Pope Francis Accepts Resignation of Polish Bishop Under Investigation
Bishop Janiak was appointed Bishop of Kalisz by Pope Benedict XVI in 2012.
VATICAN CITY — Pope Francis accepted Saturday the resignation of the Bishop of Kalisz in central Poland, Bishop Edward Janiak, who is under investigation for his handling of an abuse case.
Since June, Bishop Janiak’s diocese has been administered by Archbishop Grzegorz Ryś of Łódź.
Pope Francis named Ryś apostolic administrator sede plena of the Diocese of Kalisz June 25. Sede plena is a term used to signify that a see is still occupied by a bishop.
Instead, Oct. 17 the pope appointed Ryś apostolic administrator “sede vacante,” to signify that the see is now vacant and awaiting a new bishop following the resignation of the 68-year-old bishop.
Bishop Janiak’s resignation follows the May release of a documentary film accusing him of failing to take action against a priest accused of abuse.
Bishop Janiak was the subject of the documentary Hide and Seek by Marek and Tomasz Sekielski. The filmmaker brothers provoked a nationwide discussion last year when they released a different documentary, Tell No One, addressing clerical abuse in Poland.
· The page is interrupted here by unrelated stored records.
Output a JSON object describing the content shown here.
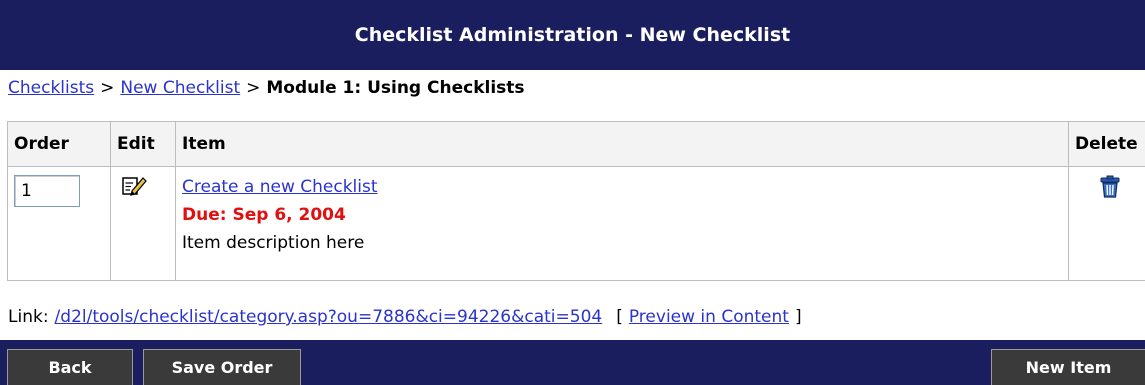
{
  "header": {
    "title": "Checklist Administration - New Checklist"
  },
  "breadcrumb": {
    "items": [
      {
        "label": "Checklists"
      },
      {
        "label": "New Checklist"
      }
    ],
    "separator": ">",
    "current": "Module 1: Using Checklists"
  },
  "table": {
    "headers": {
      "order": "Order",
      "edit": "Edit",
      "item": "Item",
      "delete": "Delete"
    },
    "rows": [
      {
        "order": "1",
        "item_title": "Create a new Checklist",
        "due": "Due: Sep 6, 2004",
        "description": "Item description here"
      }
    ]
  },
  "link_row": {
    "label": "Link:",
    "url": "/d2l/tools/checklist/category.asp?ou=7886&ci=94226&cati=504",
    "bracket_open": "[",
    "preview": "Preview in Content",
    "bracket_close": "]"
  },
  "toolbar": {
    "back": "Back",
    "save_order": "Save Order",
    "new_item": "New Item"
  },
  "icons": {
    "edit": "edit-pencil-icon",
    "delete": "trash-icon"
  },
  "colors": {
    "header_bg": "#1a1e5e",
    "link": "#2a33cc",
    "due": "#e01010",
    "button_bg": "#3a3a3a"
  }
}
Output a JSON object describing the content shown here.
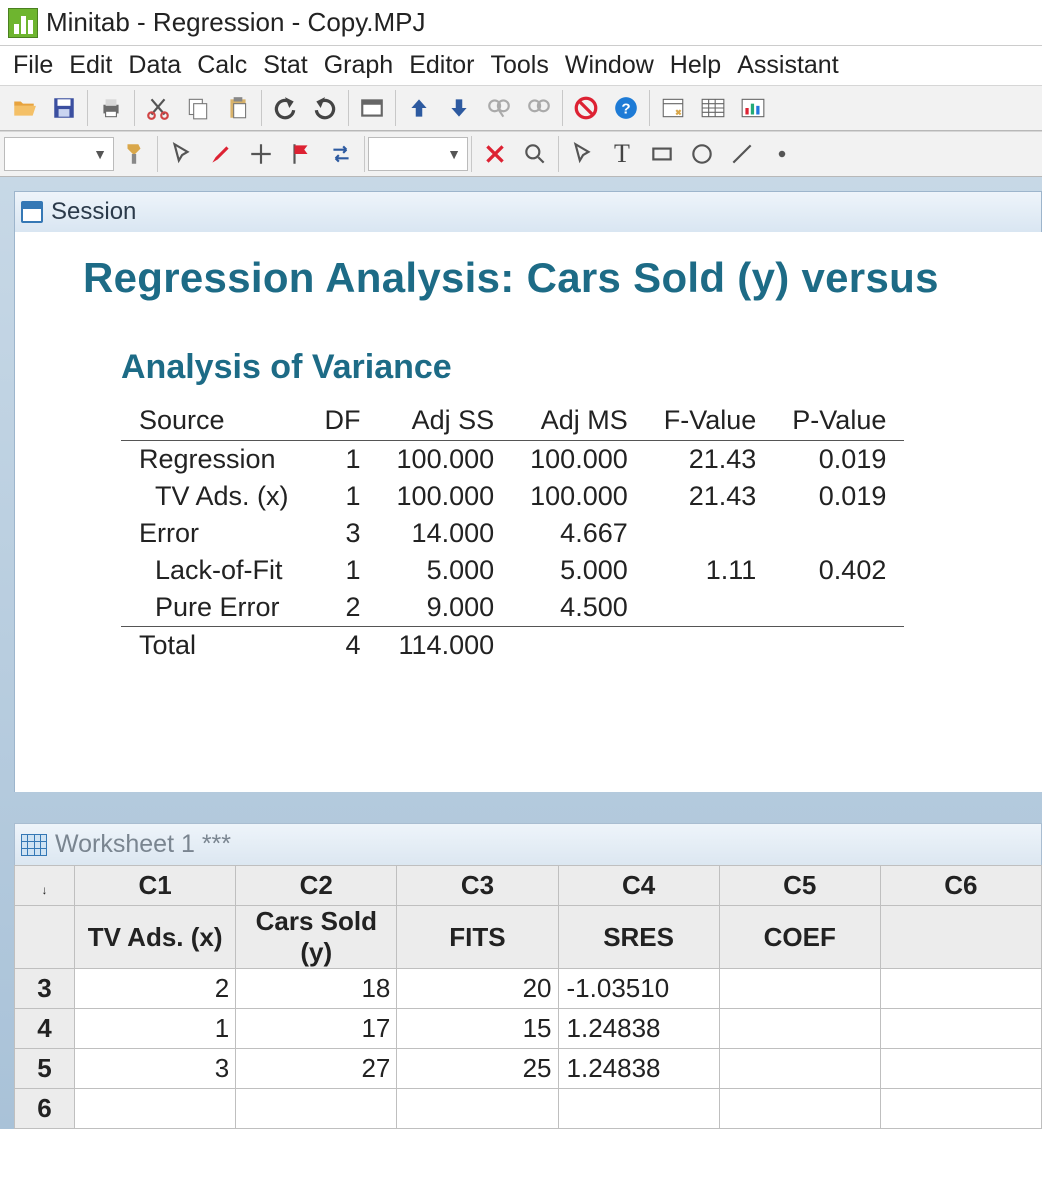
{
  "app": {
    "title": "Minitab - Regression - Copy.MPJ"
  },
  "menu": [
    "File",
    "Edit",
    "Data",
    "Calc",
    "Stat",
    "Graph",
    "Editor",
    "Tools",
    "Window",
    "Help",
    "Assistant"
  ],
  "session": {
    "window_label": "Session",
    "heading": "Regression Analysis: Cars Sold (y) versus ",
    "section": "Analysis of Variance",
    "columns": [
      "Source",
      "DF",
      "Adj SS",
      "Adj MS",
      "F-Value",
      "P-Value"
    ],
    "rows": [
      {
        "indent": 0,
        "source": "Regression",
        "df": "1",
        "adjss": "100.000",
        "adjms": "100.000",
        "f": "21.43",
        "p": "0.019"
      },
      {
        "indent": 1,
        "source": "TV Ads. (x)",
        "df": "1",
        "adjss": "100.000",
        "adjms": "100.000",
        "f": "21.43",
        "p": "0.019"
      },
      {
        "indent": 0,
        "source": "Error",
        "df": "3",
        "adjss": "14.000",
        "adjms": "4.667",
        "f": "",
        "p": ""
      },
      {
        "indent": 1,
        "source": "Lack-of-Fit",
        "df": "1",
        "adjss": "5.000",
        "adjms": "5.000",
        "f": "1.11",
        "p": "0.402"
      },
      {
        "indent": 1,
        "source": "Pure Error",
        "df": "2",
        "adjss": "9.000",
        "adjms": "4.500",
        "f": "",
        "p": ""
      },
      {
        "indent": 0,
        "source": "Total",
        "df": "4",
        "adjss": "114.000",
        "adjms": "",
        "f": "",
        "p": "",
        "total": true
      }
    ]
  },
  "worksheet": {
    "label": "Worksheet 1 ***",
    "col_ids": [
      "C1",
      "C2",
      "C3",
      "C4",
      "C5",
      "C6"
    ],
    "col_names": [
      "TV Ads. (x)",
      "Cars Sold (y)",
      "FITS",
      "SRES",
      "COEF",
      ""
    ],
    "row_labels": [
      "3",
      "4",
      "5",
      "6"
    ],
    "rows": [
      [
        "2",
        "18",
        "20",
        "-1.03510",
        "",
        ""
      ],
      [
        "1",
        "17",
        "15",
        "1.24838",
        "",
        ""
      ],
      [
        "3",
        "27",
        "25",
        "1.24838",
        "",
        ""
      ],
      [
        "",
        "",
        "",
        "",
        "",
        ""
      ]
    ]
  },
  "chart_data": {
    "type": "table",
    "title": "Analysis of Variance",
    "columns": [
      "Source",
      "DF",
      "Adj SS",
      "Adj MS",
      "F-Value",
      "P-Value"
    ],
    "data": [
      [
        "Regression",
        1,
        100.0,
        100.0,
        21.43,
        0.019
      ],
      [
        "  TV Ads. (x)",
        1,
        100.0,
        100.0,
        21.43,
        0.019
      ],
      [
        "Error",
        3,
        14.0,
        4.667,
        null,
        null
      ],
      [
        "  Lack-of-Fit",
        1,
        5.0,
        5.0,
        1.11,
        0.402
      ],
      [
        "  Pure Error",
        2,
        9.0,
        4.5,
        null,
        null
      ],
      [
        "Total",
        4,
        114.0,
        null,
        null,
        null
      ]
    ]
  }
}
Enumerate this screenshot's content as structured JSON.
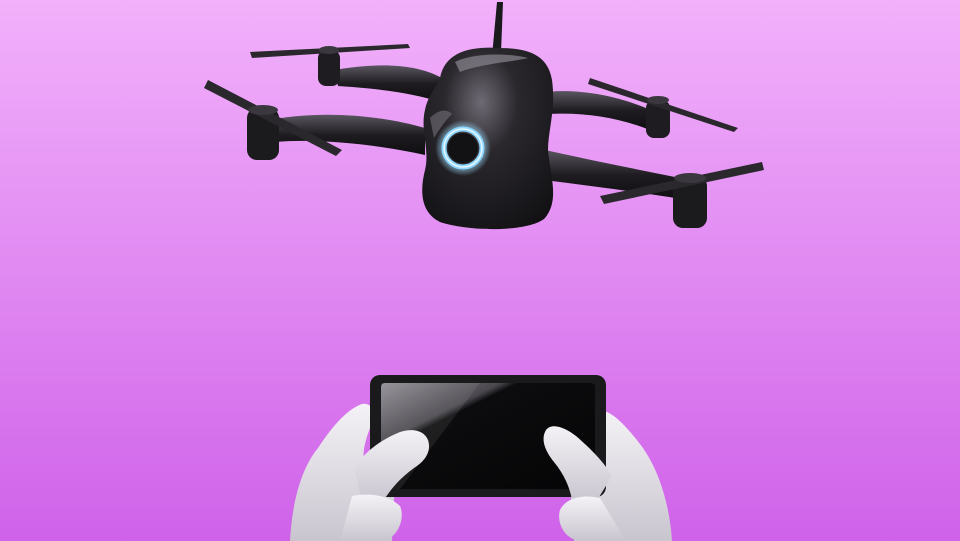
{
  "scene": {
    "background_top": "#f2b1fb",
    "background_bottom": "#cf62e9",
    "drone_body": "#1e1c20",
    "drone_highlight": "#8a8690",
    "status_ring": "#8ed8ff",
    "tablet_frame": "#1a191c",
    "tablet_screen": "#050506",
    "hand_color": "#e4e1e8"
  },
  "icons": {
    "drone": "drone-icon",
    "status_light": "status-ring-icon",
    "controller": "tablet-icon"
  }
}
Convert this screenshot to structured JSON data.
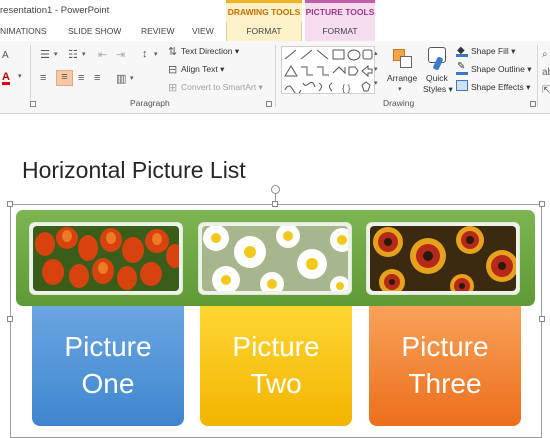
{
  "window": {
    "title": "resentation1 - PowerPoint"
  },
  "context_tabs": {
    "drawing_tools": "DRAWING TOOLS",
    "picture_tools": "PICTURE TOOLS"
  },
  "tabs": [
    {
      "label": "NIMATIONS"
    },
    {
      "label": "SLIDE SHOW"
    },
    {
      "label": "REVIEW"
    },
    {
      "label": "VIEW"
    },
    {
      "label": "FORMAT"
    },
    {
      "label": "FORMAT"
    }
  ],
  "ribbon": {
    "paragraph": {
      "label": "Paragraph",
      "text_direction": "Text Direction",
      "align_text": "Align Text",
      "convert_smartart": "Convert to SmartArt"
    },
    "drawing": {
      "label": "Drawing",
      "arrange": "Arrange",
      "quick_styles_1": "Quick",
      "quick_styles_2": "Styles",
      "shape_fill": "Shape Fill",
      "shape_outline": "Shape Outline",
      "shape_effects": "Shape Effects"
    }
  },
  "slide": {
    "title": "Horizontal Picture List",
    "cards": [
      {
        "line1": "Picture",
        "line2": "One",
        "color": "#4a8fd6"
      },
      {
        "line1": "Picture",
        "line2": "Two",
        "color": "#f7c200"
      },
      {
        "line1": "Picture",
        "line2": "Three",
        "color": "#ef7a28"
      }
    ],
    "band_color": "#6ca642"
  }
}
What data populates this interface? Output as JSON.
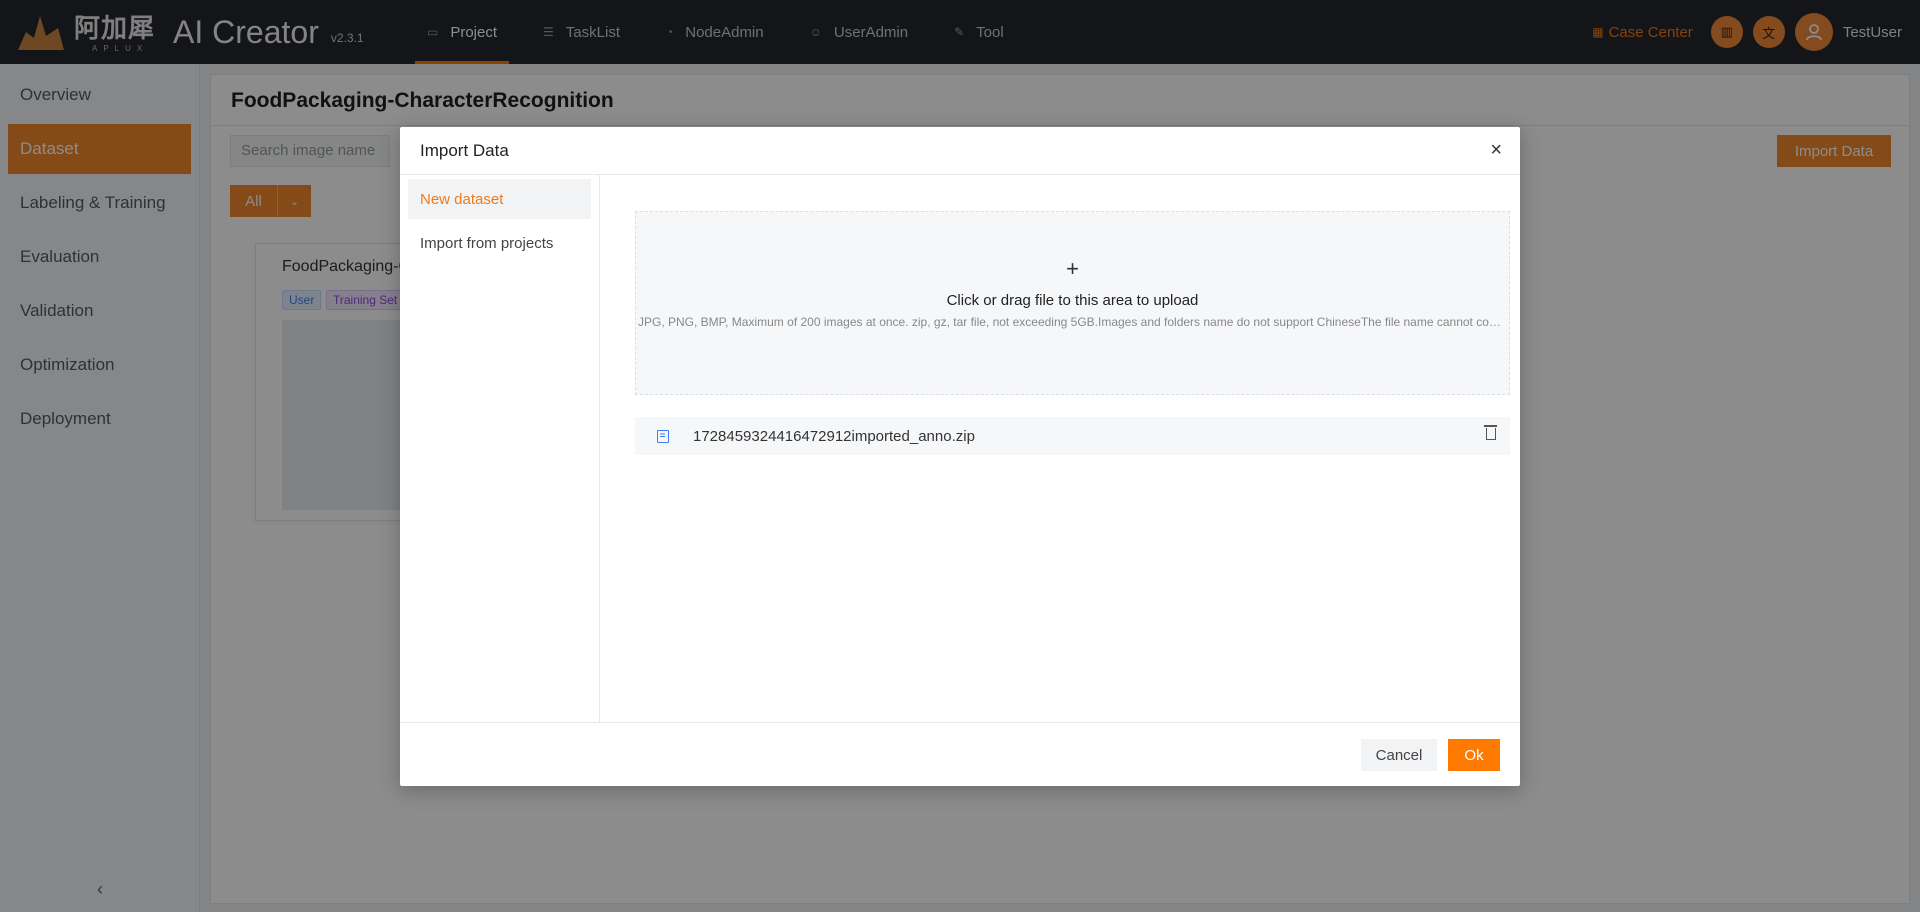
{
  "app": {
    "logo_cn": "阿加犀",
    "logo_sub": "APLUX",
    "title": "AI Creator",
    "version": "v2.3.1"
  },
  "nav": {
    "items": [
      {
        "label": "Project",
        "icon": "folder-icon",
        "active": true
      },
      {
        "label": "TaskList",
        "icon": "list-icon",
        "active": false
      },
      {
        "label": "NodeAdmin",
        "icon": "node-icon",
        "active": false
      },
      {
        "label": "UserAdmin",
        "icon": "users-icon",
        "active": false
      },
      {
        "label": "Tool",
        "icon": "wrench-icon",
        "active": false
      }
    ]
  },
  "topright": {
    "case_center": "Case Center",
    "user_name": "TestUser"
  },
  "sidebar": {
    "items": [
      {
        "label": "Overview",
        "active": false
      },
      {
        "label": "Dataset",
        "active": true
      },
      {
        "label": "Labeling & Training",
        "active": false
      },
      {
        "label": "Evaluation",
        "active": false
      },
      {
        "label": "Validation",
        "active": false
      },
      {
        "label": "Optimization",
        "active": false
      },
      {
        "label": "Deployment",
        "active": false
      }
    ],
    "collapse": "‹"
  },
  "main": {
    "title": "FoodPackaging-CharacterRecognition",
    "search_placeholder": "Search image name",
    "import_label": "Import Data",
    "filter_label": "All",
    "card": {
      "title": "FoodPackaging-C",
      "tag_user": "User",
      "tag_training": "Training Set"
    }
  },
  "modal": {
    "title": "Import Data",
    "close": "×",
    "tabs": [
      {
        "label": "New dataset",
        "active": true
      },
      {
        "label": "Import from projects",
        "active": false
      }
    ],
    "upload_plus": "+",
    "upload_text": "Click or drag file to this area to upload",
    "upload_hint": "JPG, PNG, BMP, Maximum of 200 images at once. zip, gz, tar file, not exceeding 5GB.Images and folders name do not support ChineseThe file name cannot contain spaces",
    "file_name": "1728459324416472912imported_anno.zip",
    "cancel_label": "Cancel",
    "ok_label": "Ok"
  },
  "colors": {
    "accent": "#ff7a00",
    "topbar": "#24272e"
  }
}
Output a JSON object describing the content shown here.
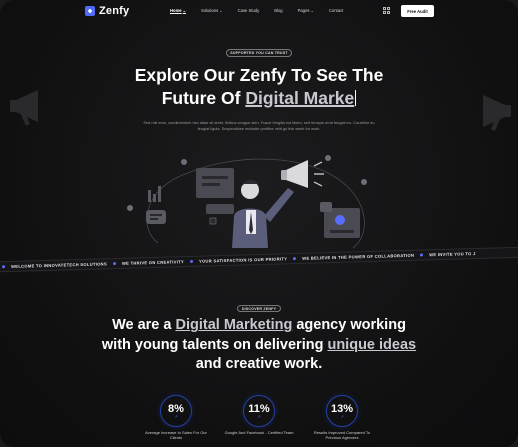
{
  "header": {
    "brand": "Zenfy",
    "nav": [
      {
        "label": "Home",
        "caret": true
      },
      {
        "label": "Solutions",
        "caret": true
      },
      {
        "label": "Case Study",
        "caret": false
      },
      {
        "label": "Blog",
        "caret": false
      },
      {
        "label": "Pages",
        "caret": true
      },
      {
        "label": "Contact",
        "caret": false
      }
    ],
    "cta": "Free Audit"
  },
  "hero": {
    "badge": "SUPPORTED YOU CAN TRUST",
    "title_line1": "Explore Our Zenfy To See The",
    "title_line2_prefix": "Future Of ",
    "title_line2_highlight": "Digital Marke",
    "subtitle_line1": "Sed nisl eros, condimentum nec diam sit amet, finibus congue sem. Fusce fringilla est libero, sed tempus urna feugiat eu. Curabitur eu",
    "subtitle_line2": "feugiat ligula. Suspendisse molestie porttitor velit go this week for work."
  },
  "ticker": [
    "WELCOME TO INNOVATETECH SOLUTIONS",
    "WE THRIVE ON CREATIVITY",
    "YOUR SATISFACTION IS OUR PRIORITY",
    "WE BELIEVE IN THE POWER OF COLLABORATION",
    "WE INVITE YOU TO J"
  ],
  "about": {
    "badge": "DISCOVER ZENFY",
    "line1_prefix": "We are a ",
    "line1_highlight": "Digital Marketing",
    "line1_suffix": " agency working",
    "line2_prefix": "with young talents on delivering ",
    "line2_highlight": "unique ideas",
    "line3": "and creative work."
  },
  "stats": [
    {
      "value": "8%",
      "label": "Average Increase In Sales For Our Clients"
    },
    {
      "value": "11%",
      "label": "Google And Facebook - Certified Team"
    },
    {
      "value": "13%",
      "label": "Results Improved Compared To Previous Agencies"
    }
  ],
  "stat_arrow": "↗",
  "colors": {
    "accent": "#4f6bff",
    "background": "#101011"
  }
}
The film has been viewed almost 24 million times on YouTube.
On May 16, the day Hide and Seek was released, Archbishop Wojciech Polak, the Primate of Poland, reported the case to the Vatican.
On June 2, the Archdiocese of Poznań announced that the Vatican Congregation for the Bishops had authorized Archbishop Stanisław Gądecki, Bishop Janiak’s metropolitan archbishop, to conduct a preliminary investigation of the accusations under Vos estis lux mundi, a 2019 motu proprio issued by Pope Francis concerning episcopal accountability.
On June 15, the Polish newspaper Gazeta Wyborcza published a leaked letter from Janiak to fellow Polish bishops criticizing Polak for reporting him to the Vatican.
Gazeta Wyborcza reported June 23 that Bishop Janiak was hospitalized in Kalisz in early June with a large amount of alcohol in his system. It said that he was taken home by friends after being given an IV.
The diocese did not comment directly on the report, but said that the bishop had been diagnosed with cancer a few years ago and often required medical care.
Reacting to the report, a spokesman for the Polish bishops’ conference said: “In response to the questions concerning today’s reports about Bishop Edward Janiak, I firmly declare that — if the information provided in the media is confirmed — the described situation should never happen.”
“It is understandable that every such information arouses numerous social reactions and evokes emotions among the faithful. Currently, we are waiting for a reliable explanation of the media reports on this event, which -- once again -- should never take place, especially among the people of the Church.”
Bishop Janiak was appointed Bishop of Kalisz by Pope Benedict XVI in 2012. He had previously served as an auxiliary bishop of the Archdiocese of Wrocław.